How good are government agencies at dealing with the needles they do find? Let me quote one paragraph from a contributor to the online site Slashdot: News for Nerds, Stuff that Matters:
Every time there is a terrorist attack in the West, it turns out that the perpetrator was known to security services. Lee Rigby’s murderers were held by Kenyan security services and MI5 tried to recruit them. The 7/7 and Glasgow airport attackers had all previously been on MI5’s radar. The Charlie Hebdo attackers were known to French security services, as was Canada’s parliament attacker. The US security services had been alerted to the Boston bombers by the Russian security services. It’s the same story time and time again, these attackers don’t turn up out of the blue, consistently they’re people who have long been on the radar and have reached a point of radicalisation where they decide to cross the line. If we can’t even stop people that we know think this sort of terrorist attack is okay, then what will logging everyone’s data achieve?
* Anthony Durham retired after careers as a research scientist and computer software publisher and is a long-serving member of the Lib Dems, living in Greenwich



2 Comments
Anthony: I assume, as an former computer researcher and practitioner, you have firstly read and understood the key disclosures arising from the Edward Snowden papers, and secondly you have reviewed the full text of the draft bill and read the first 34 pages (the rest of the document lists all the clauses that will be in the bill and describes their intent)?
If not it can be found by following the links in this article:
https://www.libdemvoice.org/draft-investigatory-powers-bill-the-key-points-48132.html
(Many thanks to LDV for publishing this very useful article and links.)
I think the Guardian article on which that article is based does a good job of summarizing the bill. The Guardian has also published several related articles that seem to be quite balanced in their view and content…

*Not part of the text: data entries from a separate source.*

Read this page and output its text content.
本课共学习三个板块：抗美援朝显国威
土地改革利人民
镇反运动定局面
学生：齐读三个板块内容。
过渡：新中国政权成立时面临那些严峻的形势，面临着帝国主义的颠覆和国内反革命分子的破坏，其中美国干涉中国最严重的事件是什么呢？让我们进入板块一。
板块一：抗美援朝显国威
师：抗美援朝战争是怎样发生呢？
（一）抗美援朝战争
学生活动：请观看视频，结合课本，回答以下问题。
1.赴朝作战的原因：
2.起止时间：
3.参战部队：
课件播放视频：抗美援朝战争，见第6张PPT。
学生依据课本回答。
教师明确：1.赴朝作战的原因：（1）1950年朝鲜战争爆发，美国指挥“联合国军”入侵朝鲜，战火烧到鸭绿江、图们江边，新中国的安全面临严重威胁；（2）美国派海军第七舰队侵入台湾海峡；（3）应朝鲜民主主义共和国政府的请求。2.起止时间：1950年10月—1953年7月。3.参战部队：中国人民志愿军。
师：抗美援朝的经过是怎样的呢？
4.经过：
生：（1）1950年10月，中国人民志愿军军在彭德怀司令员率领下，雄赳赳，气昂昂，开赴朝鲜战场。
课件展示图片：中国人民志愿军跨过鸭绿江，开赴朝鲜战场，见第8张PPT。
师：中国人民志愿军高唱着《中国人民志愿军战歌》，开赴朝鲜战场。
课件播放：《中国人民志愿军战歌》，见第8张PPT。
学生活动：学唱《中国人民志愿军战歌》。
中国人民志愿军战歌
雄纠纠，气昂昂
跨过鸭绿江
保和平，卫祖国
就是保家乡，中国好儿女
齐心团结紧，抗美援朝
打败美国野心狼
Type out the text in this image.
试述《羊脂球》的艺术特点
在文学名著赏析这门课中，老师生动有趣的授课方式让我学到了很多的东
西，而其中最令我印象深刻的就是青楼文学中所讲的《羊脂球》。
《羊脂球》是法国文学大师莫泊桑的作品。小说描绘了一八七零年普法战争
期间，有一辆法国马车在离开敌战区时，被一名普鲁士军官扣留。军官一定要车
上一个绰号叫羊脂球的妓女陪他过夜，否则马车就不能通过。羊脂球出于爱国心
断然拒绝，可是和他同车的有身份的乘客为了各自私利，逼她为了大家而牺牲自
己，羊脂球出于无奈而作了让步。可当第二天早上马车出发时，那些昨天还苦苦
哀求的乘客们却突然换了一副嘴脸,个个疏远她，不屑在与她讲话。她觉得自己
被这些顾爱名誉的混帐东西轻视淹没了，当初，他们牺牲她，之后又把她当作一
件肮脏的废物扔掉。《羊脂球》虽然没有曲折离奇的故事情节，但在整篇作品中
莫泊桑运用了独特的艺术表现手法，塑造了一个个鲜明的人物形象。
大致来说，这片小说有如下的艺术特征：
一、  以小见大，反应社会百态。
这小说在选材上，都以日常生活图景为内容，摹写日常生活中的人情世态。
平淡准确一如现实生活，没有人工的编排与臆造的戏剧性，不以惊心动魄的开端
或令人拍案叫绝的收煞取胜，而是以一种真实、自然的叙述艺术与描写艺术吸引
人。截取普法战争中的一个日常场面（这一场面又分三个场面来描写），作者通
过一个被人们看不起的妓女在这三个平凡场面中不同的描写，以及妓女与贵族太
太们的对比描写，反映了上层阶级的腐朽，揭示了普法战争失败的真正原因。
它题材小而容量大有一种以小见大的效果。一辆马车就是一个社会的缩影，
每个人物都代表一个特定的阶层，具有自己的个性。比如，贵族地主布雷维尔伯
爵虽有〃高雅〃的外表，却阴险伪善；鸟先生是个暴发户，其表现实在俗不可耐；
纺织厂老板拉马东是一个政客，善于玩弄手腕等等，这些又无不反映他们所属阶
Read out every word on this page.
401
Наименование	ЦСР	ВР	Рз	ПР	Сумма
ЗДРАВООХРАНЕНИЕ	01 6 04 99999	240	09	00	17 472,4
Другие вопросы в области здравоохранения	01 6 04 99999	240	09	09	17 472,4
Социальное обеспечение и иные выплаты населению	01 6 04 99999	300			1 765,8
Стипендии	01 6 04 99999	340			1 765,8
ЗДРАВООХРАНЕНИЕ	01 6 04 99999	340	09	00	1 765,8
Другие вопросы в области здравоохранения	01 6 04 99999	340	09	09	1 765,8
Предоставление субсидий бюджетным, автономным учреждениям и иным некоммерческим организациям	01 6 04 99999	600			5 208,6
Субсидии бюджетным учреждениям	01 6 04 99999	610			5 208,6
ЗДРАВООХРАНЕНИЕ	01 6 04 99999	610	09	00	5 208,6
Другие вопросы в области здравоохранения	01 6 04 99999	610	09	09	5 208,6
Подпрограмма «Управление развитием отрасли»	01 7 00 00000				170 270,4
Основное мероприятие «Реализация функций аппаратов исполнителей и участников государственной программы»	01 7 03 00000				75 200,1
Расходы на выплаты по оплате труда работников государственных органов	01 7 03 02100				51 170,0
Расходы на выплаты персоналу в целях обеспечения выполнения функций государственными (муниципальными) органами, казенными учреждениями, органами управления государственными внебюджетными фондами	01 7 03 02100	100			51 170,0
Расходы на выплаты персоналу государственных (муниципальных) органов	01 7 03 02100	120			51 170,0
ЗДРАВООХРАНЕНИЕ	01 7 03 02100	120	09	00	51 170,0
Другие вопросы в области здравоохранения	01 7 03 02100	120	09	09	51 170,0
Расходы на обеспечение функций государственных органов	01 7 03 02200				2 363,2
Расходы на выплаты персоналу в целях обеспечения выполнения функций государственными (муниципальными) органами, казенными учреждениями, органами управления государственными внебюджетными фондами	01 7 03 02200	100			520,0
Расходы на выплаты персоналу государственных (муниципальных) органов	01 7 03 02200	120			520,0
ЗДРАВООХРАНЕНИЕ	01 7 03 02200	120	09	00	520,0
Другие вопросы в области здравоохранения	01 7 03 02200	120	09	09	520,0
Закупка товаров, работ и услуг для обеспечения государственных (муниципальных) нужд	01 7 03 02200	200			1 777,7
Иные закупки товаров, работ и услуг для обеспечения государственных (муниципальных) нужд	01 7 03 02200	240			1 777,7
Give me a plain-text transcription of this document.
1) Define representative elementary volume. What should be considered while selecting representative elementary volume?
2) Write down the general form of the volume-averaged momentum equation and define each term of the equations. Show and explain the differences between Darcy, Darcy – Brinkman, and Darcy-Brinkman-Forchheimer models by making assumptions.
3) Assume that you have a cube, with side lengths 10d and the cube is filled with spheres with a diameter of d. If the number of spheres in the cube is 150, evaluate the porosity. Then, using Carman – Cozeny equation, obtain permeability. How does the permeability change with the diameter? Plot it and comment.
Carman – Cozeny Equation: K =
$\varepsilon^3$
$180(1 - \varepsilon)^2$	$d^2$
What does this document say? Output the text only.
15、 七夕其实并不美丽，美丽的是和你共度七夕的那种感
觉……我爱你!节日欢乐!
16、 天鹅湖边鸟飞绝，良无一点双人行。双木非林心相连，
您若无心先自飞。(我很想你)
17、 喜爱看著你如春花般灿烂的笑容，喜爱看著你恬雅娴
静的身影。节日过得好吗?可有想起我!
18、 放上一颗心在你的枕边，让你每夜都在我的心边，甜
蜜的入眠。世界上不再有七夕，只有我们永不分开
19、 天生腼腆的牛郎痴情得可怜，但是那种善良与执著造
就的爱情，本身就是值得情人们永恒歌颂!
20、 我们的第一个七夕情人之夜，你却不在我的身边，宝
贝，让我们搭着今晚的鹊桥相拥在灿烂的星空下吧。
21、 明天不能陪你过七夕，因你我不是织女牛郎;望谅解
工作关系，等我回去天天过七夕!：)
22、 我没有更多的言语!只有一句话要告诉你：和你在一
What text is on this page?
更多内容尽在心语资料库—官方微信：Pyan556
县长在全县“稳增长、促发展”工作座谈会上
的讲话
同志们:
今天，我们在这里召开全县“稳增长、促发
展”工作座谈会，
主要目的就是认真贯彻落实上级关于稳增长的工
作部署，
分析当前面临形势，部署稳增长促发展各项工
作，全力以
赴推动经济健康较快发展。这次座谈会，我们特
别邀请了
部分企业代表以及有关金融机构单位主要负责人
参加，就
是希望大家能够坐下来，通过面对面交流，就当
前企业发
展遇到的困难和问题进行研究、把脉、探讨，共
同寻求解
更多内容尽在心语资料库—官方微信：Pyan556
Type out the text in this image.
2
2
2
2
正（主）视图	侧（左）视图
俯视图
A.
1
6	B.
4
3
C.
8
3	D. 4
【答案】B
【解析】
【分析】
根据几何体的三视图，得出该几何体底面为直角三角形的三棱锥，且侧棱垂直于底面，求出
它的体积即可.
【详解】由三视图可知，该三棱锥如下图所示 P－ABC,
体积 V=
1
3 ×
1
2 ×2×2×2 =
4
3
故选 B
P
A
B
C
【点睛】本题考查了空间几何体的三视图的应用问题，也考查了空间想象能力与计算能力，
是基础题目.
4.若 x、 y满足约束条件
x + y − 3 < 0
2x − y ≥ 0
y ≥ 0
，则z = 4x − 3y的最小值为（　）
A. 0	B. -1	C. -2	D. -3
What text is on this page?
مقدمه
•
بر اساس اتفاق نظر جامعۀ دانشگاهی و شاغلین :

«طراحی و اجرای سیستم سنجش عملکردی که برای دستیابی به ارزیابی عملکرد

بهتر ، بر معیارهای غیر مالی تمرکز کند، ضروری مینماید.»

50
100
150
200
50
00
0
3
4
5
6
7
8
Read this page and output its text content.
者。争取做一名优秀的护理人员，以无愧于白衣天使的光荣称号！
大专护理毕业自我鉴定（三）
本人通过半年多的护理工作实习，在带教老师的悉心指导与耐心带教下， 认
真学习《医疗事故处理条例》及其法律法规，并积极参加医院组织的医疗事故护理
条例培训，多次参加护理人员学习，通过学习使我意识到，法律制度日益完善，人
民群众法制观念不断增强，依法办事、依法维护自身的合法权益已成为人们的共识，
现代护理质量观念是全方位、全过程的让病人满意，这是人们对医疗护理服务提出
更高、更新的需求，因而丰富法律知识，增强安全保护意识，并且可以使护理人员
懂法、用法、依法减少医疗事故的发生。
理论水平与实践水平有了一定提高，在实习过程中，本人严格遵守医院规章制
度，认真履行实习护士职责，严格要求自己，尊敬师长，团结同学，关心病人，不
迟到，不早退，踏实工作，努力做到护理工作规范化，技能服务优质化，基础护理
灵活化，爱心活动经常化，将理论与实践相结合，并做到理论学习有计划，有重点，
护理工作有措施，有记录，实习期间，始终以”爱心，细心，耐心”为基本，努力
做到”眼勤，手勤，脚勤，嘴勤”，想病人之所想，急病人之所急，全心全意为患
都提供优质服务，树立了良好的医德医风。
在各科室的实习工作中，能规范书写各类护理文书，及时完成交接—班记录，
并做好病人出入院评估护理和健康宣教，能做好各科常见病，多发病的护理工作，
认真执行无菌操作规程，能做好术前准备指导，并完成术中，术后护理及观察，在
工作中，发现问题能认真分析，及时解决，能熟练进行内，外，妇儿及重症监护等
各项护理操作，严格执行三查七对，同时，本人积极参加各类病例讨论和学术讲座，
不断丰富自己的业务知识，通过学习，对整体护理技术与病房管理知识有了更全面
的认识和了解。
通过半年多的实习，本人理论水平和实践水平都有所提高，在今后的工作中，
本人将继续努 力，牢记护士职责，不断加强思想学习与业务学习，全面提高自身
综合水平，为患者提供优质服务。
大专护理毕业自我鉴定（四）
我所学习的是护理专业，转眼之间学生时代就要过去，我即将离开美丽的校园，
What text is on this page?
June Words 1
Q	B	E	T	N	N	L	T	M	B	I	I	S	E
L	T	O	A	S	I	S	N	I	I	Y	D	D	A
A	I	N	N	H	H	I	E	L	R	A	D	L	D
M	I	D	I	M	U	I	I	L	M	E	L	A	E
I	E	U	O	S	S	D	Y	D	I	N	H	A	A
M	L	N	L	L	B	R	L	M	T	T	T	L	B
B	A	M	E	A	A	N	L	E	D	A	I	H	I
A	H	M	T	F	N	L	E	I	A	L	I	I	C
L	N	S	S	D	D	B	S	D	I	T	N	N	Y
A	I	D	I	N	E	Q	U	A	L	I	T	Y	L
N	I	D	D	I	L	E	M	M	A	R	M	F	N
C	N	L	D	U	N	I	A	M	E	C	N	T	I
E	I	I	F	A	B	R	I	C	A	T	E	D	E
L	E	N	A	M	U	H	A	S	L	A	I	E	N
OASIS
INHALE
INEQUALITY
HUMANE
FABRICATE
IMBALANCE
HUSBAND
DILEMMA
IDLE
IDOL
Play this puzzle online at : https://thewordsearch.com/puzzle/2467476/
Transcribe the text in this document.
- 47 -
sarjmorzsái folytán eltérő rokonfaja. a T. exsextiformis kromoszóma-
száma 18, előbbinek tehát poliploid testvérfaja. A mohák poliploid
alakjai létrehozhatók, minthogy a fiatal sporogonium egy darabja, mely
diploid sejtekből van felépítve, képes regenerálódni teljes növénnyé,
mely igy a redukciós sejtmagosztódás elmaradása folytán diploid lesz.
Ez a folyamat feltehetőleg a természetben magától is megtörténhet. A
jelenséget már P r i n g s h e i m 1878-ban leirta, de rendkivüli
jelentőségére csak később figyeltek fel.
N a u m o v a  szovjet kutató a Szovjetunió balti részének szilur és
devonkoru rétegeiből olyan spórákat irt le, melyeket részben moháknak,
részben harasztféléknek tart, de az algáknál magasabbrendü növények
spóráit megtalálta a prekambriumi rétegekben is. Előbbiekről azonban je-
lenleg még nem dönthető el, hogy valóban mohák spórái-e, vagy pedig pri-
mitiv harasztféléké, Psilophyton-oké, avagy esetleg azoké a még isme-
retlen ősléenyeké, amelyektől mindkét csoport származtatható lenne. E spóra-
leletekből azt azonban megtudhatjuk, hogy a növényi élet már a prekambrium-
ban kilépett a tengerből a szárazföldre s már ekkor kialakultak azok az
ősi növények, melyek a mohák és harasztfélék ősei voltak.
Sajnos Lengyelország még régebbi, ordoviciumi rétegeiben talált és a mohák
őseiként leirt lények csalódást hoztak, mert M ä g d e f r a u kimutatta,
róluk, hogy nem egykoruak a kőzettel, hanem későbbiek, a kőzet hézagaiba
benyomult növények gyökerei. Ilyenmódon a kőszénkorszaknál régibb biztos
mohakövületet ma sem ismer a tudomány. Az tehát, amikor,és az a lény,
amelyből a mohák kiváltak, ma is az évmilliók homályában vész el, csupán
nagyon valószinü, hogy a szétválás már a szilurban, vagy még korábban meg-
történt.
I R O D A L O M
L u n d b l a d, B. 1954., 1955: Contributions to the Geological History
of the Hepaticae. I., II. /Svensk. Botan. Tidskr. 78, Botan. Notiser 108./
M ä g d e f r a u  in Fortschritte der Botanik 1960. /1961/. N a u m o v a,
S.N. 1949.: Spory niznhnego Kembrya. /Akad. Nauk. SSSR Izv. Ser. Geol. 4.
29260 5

Re: New Scientist’s editorial
“As we went to press, the precise content of the bill was still under wraps. But even its outlines are worrying.”
So this editorial is not based on fact.
Re: Slashdot: News for Nerds, Stuff that Matters
Not really a news site and from the level of uninformed comments, not frequented by people who actually know much about IT. I suggest that the typical contributor to LDV could make a more meaningful contribution to the debate than many of those commenting at Slashdot…
However, in saying all of the above, your last question “How good are government agencies at dealing with the needles they do find?” is a good and valid, however, what is also clear is that government agencies do actually miss/overlook needles and only discover them on revisiting the data.
Please await a detailed comment from Liberty. As Nick Clegg was saying in the Commons the detail, under the bonnet, matters.